Procédure devant la cour :
Par une requête et des mémoires, enregistrés le 15 octobre 2018 et les 21 janvier, 22 mars 2020, 20 septembre, 29 et 30 novembre 2020, ces deux derniers mémoires n'ayant pas été communiqués, Mme B..., représentée par Me C... puis Me H..., demande à la cour :
1°) d'annuler ce jugement du tribunal administratif de la Guyane du 28 juin 2018 ;
2°) de condamner solidairement la commune de Rémire-Montjoly et l'État à lui payer une somme de 400 000 euros avec intérêts à compter du 21 février 2015, eux-mêmes capitalisés, en réparation des préjudices occasionnés par le fonctionnement de l'établissement " Kontiki Beach " exploité à proximité de son habitation ;
3°) de condamner solidairement la commune de Rémire-Montjoly et l'État à lui payer une somme de 80 000 euros avec intérêts à compter du 20 août 2015 eux-mêmes capitalisés, en réparation des préjudices occasionnés par le fonctionnement de l'établissement " Kontiki Beach " ;
4°) de mettre à la charge solidaire de l'État et de la commune de Rémire-Montjoly la somme de 800 euros au titre des dépens ;
5) de mettre à la charge solidaire de l'État et de la commune de Rémire-Montjoly la somme de 2 000 euros au titre de l'article L. 761-1 du code de justice administrative.
Mme B... soutient que :
- c'est à tort que les premiers juges ont estimé qu'elle n'apportait pas la preuve des nuisances sonores qu'elle subit, alors que l'établissement est un restaurant de plage ouvert toute la semaine avec une piste de danse à ciel ouvert qui organise de nombreuses soirées jusqu'à 7 h du matin ;
- le maire a délivré un permis de construire illégal ;
- le permis a été délivré dans une zone pourtant non constructible et sur une parcelle n'ayant pas fait l'objet d'une autorisation de division ;
- le maire et le préfet n'ont pas appliqué la décision de justice portant annulation du permis de construire valant autorisation de recevoir du public ;
- ces autorités ont autorisé l'accueil du public en organisant, postérieurement à l'annulation du permis de construire le 2 juillet 2012, des visites des commissions de sécurité le 18 septembre 2012 et 4 octobre 2012, postérieurement à l'annulation ; ils ont ainsi laissé exploiter un établissement dont le dispositif d'assainissement était conçu pour une buvette liée à une base nautique accueillant les enfants seulement de jour ;
- malgré les plaintes des riverains liées aux nuisances sonores, le maire et le préfet n'ont pas exercé le pouvoir de police qu'ils tiennent des dispositions des articles L. 2212-2 et L. 2214-4 du code général des collectivités territoriales ; l'établissement n'a fermé qu'au début de l'année 2018 à la suite d'une plainte du 13 janvier 2018 de la requérante au préfet de la Guyane qui a déclenché un contrôle ;
- elle a subi un préjudice de santé et des troubles dans ses conditions d'existence, dès lors qu'elle ne peut plus dormir dans son domicile, ne peut plus exercer sa profession de médecin normalement au regard de son état de fatigue, elle doit régulièrement quitter la Guyane pour aller se reposer en métropole et aller vivre dans une maisonnette lui appartenant à Cayenne jusqu'à la fermeture de l'établissement début 2018, et a de ce fait perdu les loyers qu'elle aurait pu percevoir en la louant ;
- la dépréciation de la valeur vénale de sa villa a été établie par un expert judiciaire.

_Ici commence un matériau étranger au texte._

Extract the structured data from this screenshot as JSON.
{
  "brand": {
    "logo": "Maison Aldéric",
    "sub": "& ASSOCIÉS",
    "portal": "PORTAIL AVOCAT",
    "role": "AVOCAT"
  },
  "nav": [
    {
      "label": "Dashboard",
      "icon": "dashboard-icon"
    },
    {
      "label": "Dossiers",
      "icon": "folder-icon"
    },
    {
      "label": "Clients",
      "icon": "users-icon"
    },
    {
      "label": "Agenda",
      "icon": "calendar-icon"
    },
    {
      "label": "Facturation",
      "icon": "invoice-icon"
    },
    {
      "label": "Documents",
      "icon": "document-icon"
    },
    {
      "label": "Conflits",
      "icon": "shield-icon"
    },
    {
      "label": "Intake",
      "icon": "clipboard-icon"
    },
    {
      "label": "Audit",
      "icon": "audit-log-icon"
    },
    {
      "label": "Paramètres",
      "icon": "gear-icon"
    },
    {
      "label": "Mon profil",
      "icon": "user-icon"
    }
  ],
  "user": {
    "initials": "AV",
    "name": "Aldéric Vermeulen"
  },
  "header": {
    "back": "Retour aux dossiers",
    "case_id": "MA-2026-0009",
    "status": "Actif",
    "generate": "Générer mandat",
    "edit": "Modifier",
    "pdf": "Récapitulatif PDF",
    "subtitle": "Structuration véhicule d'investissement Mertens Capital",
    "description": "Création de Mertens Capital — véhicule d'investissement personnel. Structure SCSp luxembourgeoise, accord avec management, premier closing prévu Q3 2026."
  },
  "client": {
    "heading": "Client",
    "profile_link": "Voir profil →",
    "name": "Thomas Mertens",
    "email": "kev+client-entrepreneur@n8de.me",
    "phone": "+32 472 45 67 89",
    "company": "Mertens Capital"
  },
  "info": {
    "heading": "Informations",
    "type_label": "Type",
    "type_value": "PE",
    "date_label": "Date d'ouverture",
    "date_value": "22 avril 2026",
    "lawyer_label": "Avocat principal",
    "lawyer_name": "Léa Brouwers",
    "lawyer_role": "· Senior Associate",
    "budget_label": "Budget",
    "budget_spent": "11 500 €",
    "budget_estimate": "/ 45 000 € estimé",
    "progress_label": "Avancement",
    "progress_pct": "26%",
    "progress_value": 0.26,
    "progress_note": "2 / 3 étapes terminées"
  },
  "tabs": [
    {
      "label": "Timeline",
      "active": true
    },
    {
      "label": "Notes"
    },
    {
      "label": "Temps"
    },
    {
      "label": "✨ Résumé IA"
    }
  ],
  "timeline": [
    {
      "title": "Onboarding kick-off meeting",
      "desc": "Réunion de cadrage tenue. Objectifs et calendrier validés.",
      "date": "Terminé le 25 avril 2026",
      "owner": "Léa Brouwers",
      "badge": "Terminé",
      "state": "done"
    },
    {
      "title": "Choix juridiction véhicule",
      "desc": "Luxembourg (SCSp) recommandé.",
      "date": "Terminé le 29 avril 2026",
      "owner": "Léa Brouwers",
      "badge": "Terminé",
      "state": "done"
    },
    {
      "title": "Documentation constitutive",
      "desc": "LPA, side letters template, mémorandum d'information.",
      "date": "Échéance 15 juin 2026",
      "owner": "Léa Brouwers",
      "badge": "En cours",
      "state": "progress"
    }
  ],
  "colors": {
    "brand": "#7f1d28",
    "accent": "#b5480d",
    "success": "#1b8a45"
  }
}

Par des mémoires en défense, enregistrés les 3 septembre 2019 et 17 février 2020, le ministre de la cohésion des territoires et des relations avec les collectivités territoriales conclut au rejet de la requête et fait valoir que les moyens ne sont pas fondés.
Par un mémoire en défense, enregistré le 3 octobre 2020, la commune de Rémire-Montjoly, représentée par Me E..., conclut :
- à titre principal, au rejet de la requête ;
- à titre subsidiaire, à ce que l'État soit condamné à la garantir intégralement des condamnations prononcées à son encontre ;
- à ce que la somme de 5 000 euros soit mise à la charge de Mme B... au titre de l'article L. 761-1 du code de justice administrative.
La commune soutient que les moyens de la requête ne sont pas fondés.
Vu les autres pièces du dossier.
Vu :
- le code général des collectivités territoriales ;
- le décret n° 2020-1406 du 18 novembre 2020 portant adaptation des règles applicables devant les juridictions de l'ordre administratif ;
- le code de justice administrative.
Les parties ont été régulièrement averties du jour de l'audience.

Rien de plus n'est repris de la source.